GCap Media - which owns Birmingham station BRMB - believed lower spending around the World Cup may have been a factor for the heavy sales fall, but it also conceded that recent trading had been weaker than expected, with "visibility" for the business still limited.
Shares closed down 16p at 197.5p as analysts yesterday expressed disappointment at the latest trading figures from the company, which has 57 analogue and 100 digital stations including Capital Radio, Classic FM and Xfm.
Alex DeGroote, of Panmure Gordon stockbrokers, said his previous assumption for a two per cent deterioration in like-for-like revenues in the current financial year now looked "far too optimistic".

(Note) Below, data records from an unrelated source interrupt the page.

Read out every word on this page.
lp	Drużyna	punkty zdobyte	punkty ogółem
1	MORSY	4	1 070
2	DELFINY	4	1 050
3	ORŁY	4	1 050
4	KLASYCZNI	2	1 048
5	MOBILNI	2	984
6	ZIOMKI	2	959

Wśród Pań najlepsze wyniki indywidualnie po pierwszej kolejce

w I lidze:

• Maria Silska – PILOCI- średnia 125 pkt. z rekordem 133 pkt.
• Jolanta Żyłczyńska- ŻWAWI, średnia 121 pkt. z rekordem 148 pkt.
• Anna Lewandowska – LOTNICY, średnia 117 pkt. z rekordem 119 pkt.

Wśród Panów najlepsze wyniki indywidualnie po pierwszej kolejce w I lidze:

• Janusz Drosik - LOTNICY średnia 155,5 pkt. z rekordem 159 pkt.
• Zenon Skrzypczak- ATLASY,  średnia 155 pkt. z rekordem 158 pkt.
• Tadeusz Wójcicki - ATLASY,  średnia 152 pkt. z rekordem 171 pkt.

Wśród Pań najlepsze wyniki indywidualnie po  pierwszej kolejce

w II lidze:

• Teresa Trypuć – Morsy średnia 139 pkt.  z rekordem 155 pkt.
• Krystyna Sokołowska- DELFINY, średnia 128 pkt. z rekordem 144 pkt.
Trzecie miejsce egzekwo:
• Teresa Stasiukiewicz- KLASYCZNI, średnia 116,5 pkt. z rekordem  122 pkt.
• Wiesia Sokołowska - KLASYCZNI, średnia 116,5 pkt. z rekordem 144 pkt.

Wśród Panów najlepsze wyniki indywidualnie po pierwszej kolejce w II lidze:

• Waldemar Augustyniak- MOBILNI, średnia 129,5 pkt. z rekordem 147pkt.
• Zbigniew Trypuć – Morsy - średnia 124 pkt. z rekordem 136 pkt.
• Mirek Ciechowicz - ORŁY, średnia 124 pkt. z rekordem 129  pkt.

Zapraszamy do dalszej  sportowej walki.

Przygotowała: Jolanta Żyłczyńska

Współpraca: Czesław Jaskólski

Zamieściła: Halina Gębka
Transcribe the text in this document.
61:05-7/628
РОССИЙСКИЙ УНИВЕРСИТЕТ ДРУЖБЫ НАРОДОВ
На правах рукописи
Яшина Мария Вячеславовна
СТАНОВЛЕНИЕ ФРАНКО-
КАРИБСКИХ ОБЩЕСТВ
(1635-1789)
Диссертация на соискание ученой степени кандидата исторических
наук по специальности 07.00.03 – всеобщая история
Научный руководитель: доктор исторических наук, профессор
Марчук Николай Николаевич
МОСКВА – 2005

He has pencilled in a seven per cent fall as a best case scenario.
Two months ago, GCap Media - formed from the merger of GWR and Capital Radio in May of last year - said pre-tax profits fell four per cent to £22.2 million in the 12 months to March 31 after advertising revenues fell.
GCap, headed by chief executive Ralph Bernard, said part of the expected 14 per cent decline for July reflected changes to the advertising policy at Capital as the station sought to win back listeners by limiting commercial breaks to just two adverts.
The Birmingham Post understands the same "adlite" principle may be considered for BRMB if the shake-up at Capital is deemed a success. GCap said, excluding Capital, total revenues are likely to be eight per cent lower. Revenues for the quarter to June 30 declined by six per cent year-on-year, with the drop when stripping out Capital down by three per cent.
In a statement prior to the annual meeting, GCap said it was confident it had addressed the internal factors affecting revenues.
It also believed it was taking the right steps to make Capital more attractive to listeners, including through improved presentation. It added: "Recent trading has been weaker than we expected. Visibility remains limited and the GCap board takes a cautious view on market conditions in the near term. However, against the backdrop of a difficult advertising market we remain committed to our strategy which we believe will deliver long term value for the business."
The company is the latest media company to report a worsening advertising market, with ITV, Emap and others reporting difficulties.